By contrast, for respondents indicating technologies that their companies plan to begin using within the next three years, the differentials between High Performers and Low Performers were nearly reversed. For most technologies, Low Performers were much more likely to indicate that they plan to adopt a variety of technologies, which is not surprising considering that in many cases High Performers have already adopted these technologies. The aspirations of lower performing companies may be difficult to realize however, since most of these companies expect stable IT investment over the next three years, whereas the best performing companies expect increased investment. The one technology that High Performers are more likely to adopt over the next three years is Artificial Intelligence (AI). Although the survey did not ask what applications these companies will target using AI, it is CIMdata’s view that the technology offers significant benefits for computational design, construction planning optimization, and predictive analytics.

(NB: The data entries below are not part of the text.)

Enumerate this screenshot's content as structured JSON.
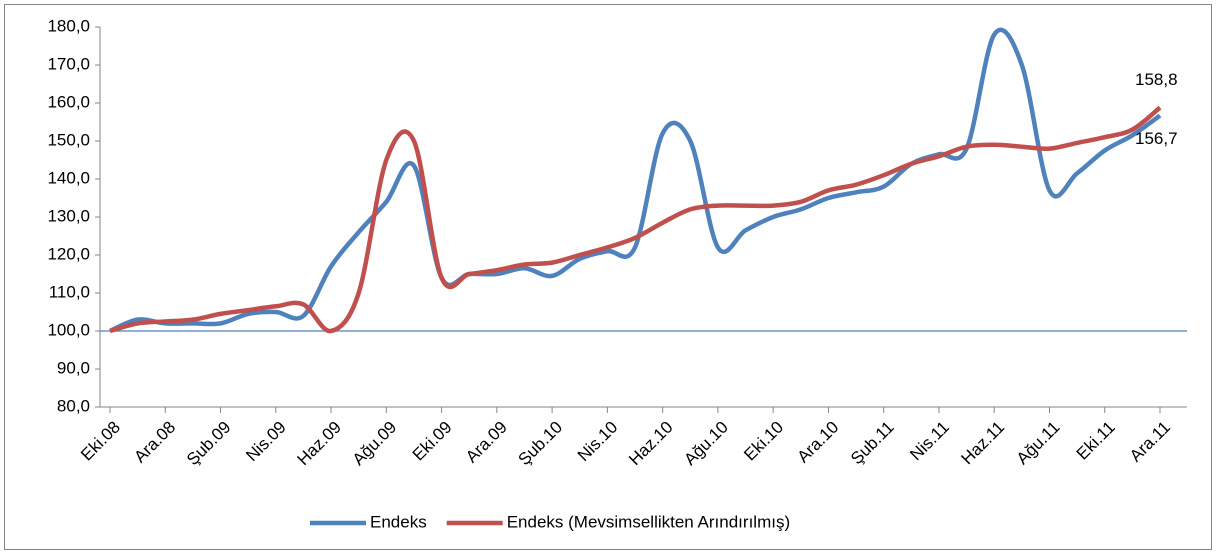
{
  "chart_data": {
    "type": "line",
    "categories": [
      "Eki.08",
      null,
      "Ara.08",
      null,
      "Şub.09",
      null,
      "Nis.09",
      null,
      "Haz.09",
      null,
      "Ağu.09",
      null,
      "Eki.09",
      null,
      "Ara.09",
      null,
      "Şub.10",
      null,
      "Nis.10",
      null,
      "Haz.10",
      null,
      "Ağu.10",
      null,
      "Eki.10",
      null,
      "Ara.10",
      null,
      "Şub.11",
      null,
      "Nis.11",
      null,
      "Haz.11",
      null,
      "Ağu.11",
      null,
      "Eki.11",
      null,
      "Ara.11"
    ],
    "series": [
      {
        "name": "Endeks",
        "color": "#4f81bd",
        "values": [
          100,
          103,
          102,
          102,
          102,
          104.5,
          105,
          104,
          117,
          126,
          134,
          143.5,
          114,
          115,
          115,
          116.5,
          114.5,
          119,
          121,
          122,
          152,
          150,
          122,
          126.5,
          130,
          132,
          135,
          136.5,
          138,
          144,
          146.5,
          148,
          178,
          170,
          137,
          141.5,
          147.5,
          151.5,
          156.7
        ],
        "value_labels": [
          null,
          null,
          null,
          null,
          null,
          null,
          null,
          null,
          null,
          null,
          null,
          null,
          null,
          null,
          null,
          null,
          null,
          null,
          null,
          null,
          null,
          null,
          null,
          null,
          null,
          null,
          null,
          null,
          null,
          null,
          null,
          null,
          null,
          null,
          null,
          null,
          null,
          null,
          "156,7"
        ]
      },
      {
        "name": "Endeks (Mevsimsellikten Arındırılmış)",
        "color": "#c0504d",
        "values": [
          100,
          102,
          102.5,
          103,
          104.5,
          105.5,
          106.5,
          107,
          100,
          110,
          145,
          150,
          114,
          115,
          116,
          117.5,
          118,
          120,
          122,
          124.5,
          128.5,
          132,
          133,
          133,
          133,
          134,
          137,
          138.5,
          141,
          144,
          146,
          148.5,
          149,
          148.5,
          148,
          149.5,
          151,
          153,
          158.8
        ],
        "value_labels": [
          null,
          null,
          null,
          null,
          null,
          null,
          null,
          null,
          null,
          null,
          null,
          null,
          null,
          null,
          null,
          null,
          null,
          null,
          null,
          null,
          null,
          null,
          null,
          null,
          null,
          null,
          null,
          null,
          null,
          null,
          null,
          null,
          null,
          null,
          null,
          null,
          null,
          null,
          "158,8"
        ]
      }
    ],
    "ylim": [
      80,
      180
    ],
    "yticks": [
      {
        "value": 80,
        "label": "80,0"
      },
      {
        "value": 90,
        "label": "90,0"
      },
      {
        "value": 100,
        "label": "100,0"
      },
      {
        "value": 110,
        "label": "110,0"
      },
      {
        "value": 120,
        "label": "120,0"
      },
      {
        "value": 130,
        "label": "130,0"
      },
      {
        "value": 140,
        "label": "140,0"
      },
      {
        "value": 150,
        "label": "150,0"
      },
      {
        "value": 160,
        "label": "160,0"
      },
      {
        "value": 170,
        "label": "170,0"
      },
      {
        "value": 180,
        "label": "180,0"
      }
    ],
    "reference_line": {
      "value": 100,
      "color": "#4f81bd"
    },
    "smooth": true,
    "legend": "bottom"
  }
}
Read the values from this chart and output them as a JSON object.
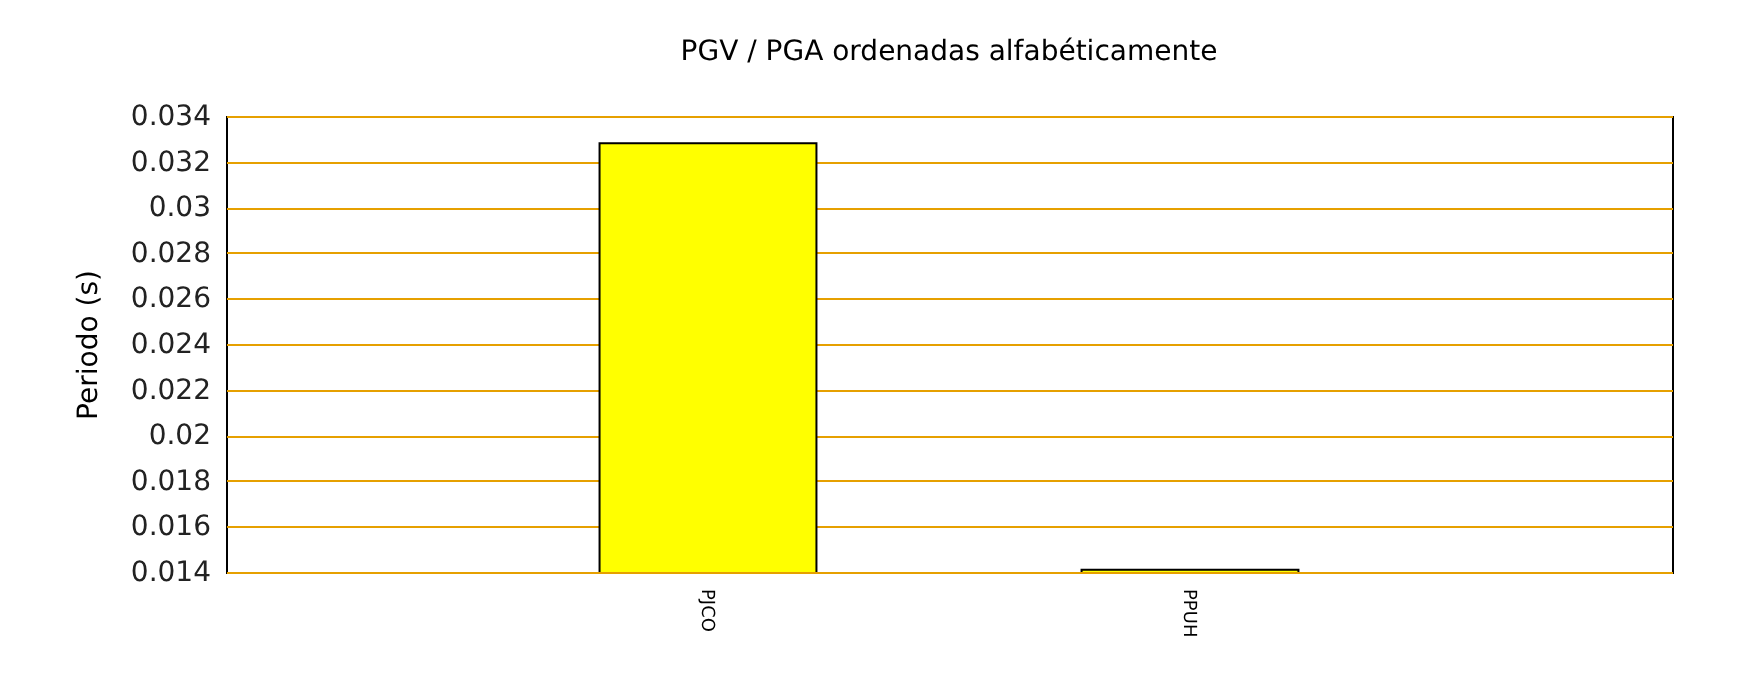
{
  "chart_data": {
    "type": "bar",
    "title": "PGV / PGA ordenadas alfabéticamente",
    "ylabel": "Periodo (s)",
    "categories": [
      "PJCO",
      "PPUH"
    ],
    "values": [
      0.0328,
      0.0141
    ],
    "color": "#ffff00",
    "ylim": [
      0.014,
      0.034
    ],
    "yticks": [
      0.014,
      0.016,
      0.018,
      0.02,
      0.022,
      0.024,
      0.026,
      0.028,
      0.03,
      0.032,
      0.034
    ],
    "grid": "y"
  }
}
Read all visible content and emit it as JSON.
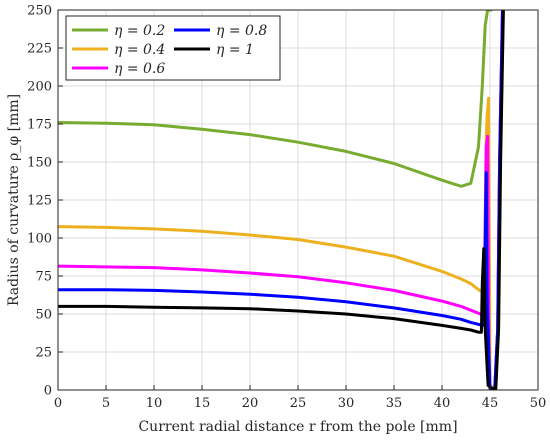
{
  "chart_data": {
    "type": "line",
    "xlabel": "Current radial distance r from the pole [mm]",
    "ylabel": "Radius of curvature ρ_φ [mm]",
    "xlim": [
      0,
      50
    ],
    "ylim": [
      0,
      250
    ],
    "xticks": [
      "0",
      "5",
      "10",
      "15",
      "20",
      "25",
      "30",
      "35",
      "40",
      "45",
      "50"
    ],
    "yticks": [
      "0",
      "25",
      "50",
      "75",
      "100",
      "125",
      "150",
      "175",
      "200",
      "225",
      "250"
    ],
    "grid": true,
    "legend_position": "top-left",
    "series": [
      {
        "name": "η = 0.2",
        "color": "#77AC30",
        "x": [
          0,
          5,
          10,
          15,
          20,
          25,
          30,
          35,
          40,
          42,
          43,
          43.8,
          44.2,
          44.5,
          44.75,
          44.9,
          45.1
        ],
        "y": [
          176,
          175.5,
          174.5,
          171.5,
          168,
          163,
          157,
          149,
          138,
          134,
          136,
          160,
          200,
          240,
          250,
          250,
          250
        ]
      },
      {
        "name": "η = 0.4",
        "color": "#EDB120",
        "x": [
          0,
          5,
          10,
          15,
          20,
          25,
          30,
          35,
          40,
          42,
          43,
          43.8,
          44.3,
          44.45,
          44.6,
          44.7,
          44.85,
          45,
          45.5,
          45.8,
          46,
          46.3
        ],
        "y": [
          107.5,
          107,
          106,
          104.5,
          102,
          99,
          94,
          88,
          78,
          73,
          70,
          66,
          64,
          90,
          165,
          180,
          192,
          2,
          2,
          40,
          150,
          250
        ]
      },
      {
        "name": "η = 0.6",
        "color": "#FF00FF",
        "x": [
          0,
          5,
          10,
          15,
          20,
          25,
          30,
          35,
          40,
          42,
          43,
          44,
          44.3,
          44.45,
          44.6,
          44.75,
          44.9,
          45.2,
          45.5,
          45.8,
          46,
          46.3
        ],
        "y": [
          81.5,
          81,
          80.5,
          79,
          77,
          74.5,
          70.5,
          65.5,
          58.5,
          55,
          52.5,
          50,
          49,
          80,
          160,
          167,
          4,
          1,
          1,
          40,
          150,
          250
        ]
      },
      {
        "name": "η = 0.8",
        "color": "#0000FF",
        "x": [
          0,
          5,
          10,
          15,
          20,
          25,
          30,
          35,
          40,
          42,
          43,
          43.9,
          44.3,
          44.5,
          44.6,
          44.7,
          45,
          45.5,
          45.8,
          46,
          46.3
        ],
        "y": [
          66,
          66,
          65.5,
          64.5,
          63,
          61,
          58,
          54,
          49,
          46.5,
          44.5,
          43,
          42.5,
          90,
          143,
          60,
          1,
          1,
          40,
          150,
          250
        ]
      },
      {
        "name": "η = 1",
        "color": "#000000",
        "x": [
          0,
          5,
          10,
          15,
          20,
          25,
          30,
          35,
          40,
          42,
          43,
          43.8,
          44.1,
          44.2,
          44.35,
          44.5,
          44.8,
          45.2,
          45.6,
          45.9,
          46.1,
          46.4
        ],
        "y": [
          55,
          55,
          54.5,
          54,
          53.5,
          52,
          50,
          47,
          42.5,
          40.5,
          39.5,
          38,
          38,
          70,
          93,
          40,
          3,
          1,
          1,
          40,
          150,
          250
        ]
      }
    ]
  }
}
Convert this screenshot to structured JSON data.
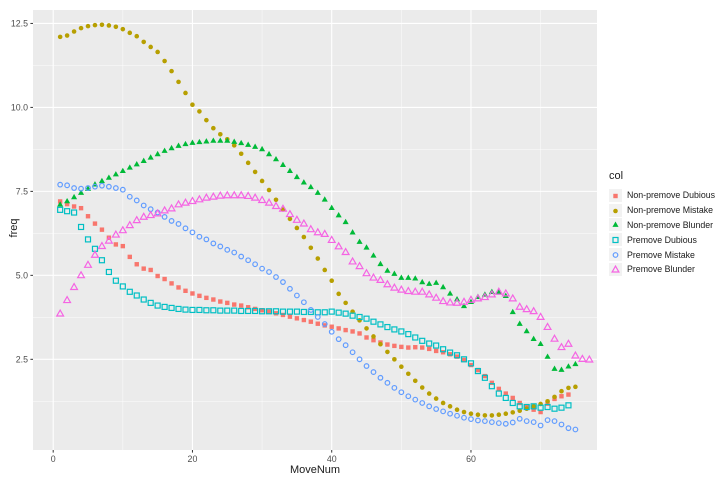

Opportunities and Obstacles

These investment plans have a purpose—to improve the core processes of designing, constructing, and operating new and repurposed facilities. The top three benefits that respondents expect to reap from process improvements are:

  • Reduced risk combined with more predictable project schedules and outcomes
  • Fewer project change orders during fabrication and construction
  • Improved margins from more accurate estimating and bidding for project proposals

These benefits will come from increased capabilities as companies learn to effectively integrate existing and new technology investments into core business processes. Respondents were asked to identify capabilities that have been prioritized for improvement, based upon the potential business benefits that would result. The top four areas for improvement are:

  • Design collaboration
  • Change management
  • Technology interoperability
  • Project collaboration (other than design)

Although respondents believe that there is opportunity to improve post-handover costs, the top opportunities they identified relate to design and construction processes. The survey did not uncover the reason for this, but one possibility is that inefficiencies are highly visible to many parties during construction. Comparatively, maintenance inefficiencies are relatively hidden.

Of course, there are obstacles to achieving these improved capabilities and the associated benefits. Respondents were asked to identify the major factors that are preventing the investment in time, training, and information technology needed to improve processes and business outcomes. Interestingly, the problems were not related to affordability or technology complexity—those were the bottom two responses. Instead, three issues stood out as the major obstacles to improvement:

  • Solutions from different software providers do not work with each other
  • Owners do not understand what deliverables to ask for
  • No single organization is able to implement change in isolation, and unless everyone changes, there is no benefit to change

Summary

Significant opportunity exists to improve the efficiency, predictability, and profitability of AEC projects. Equally importantly, there is potential for many players in the AEC value chain to benefit from these improvements. Working together, the AEC industry has an opportunity to transform how it designs, delivers, and operates buildings, infrastructure projects, and other facilities.

These CIMdata survey results suggest that interoperability problems and the fragmented nature of the industry are limiting the rate of improvement. It will take a concerted effort to drive better interoperability. Industry organizations such as buildingSMART are moving in the right direction, but the AEC industry needs an even more concerted push among owners, operators, and leading services firms to drive change. Technology providers also have a major role to play in supporting this change. By becoming better informed, and through smarter specification of project deliverables, owners and operators have an opportunity to lead the industry transformation.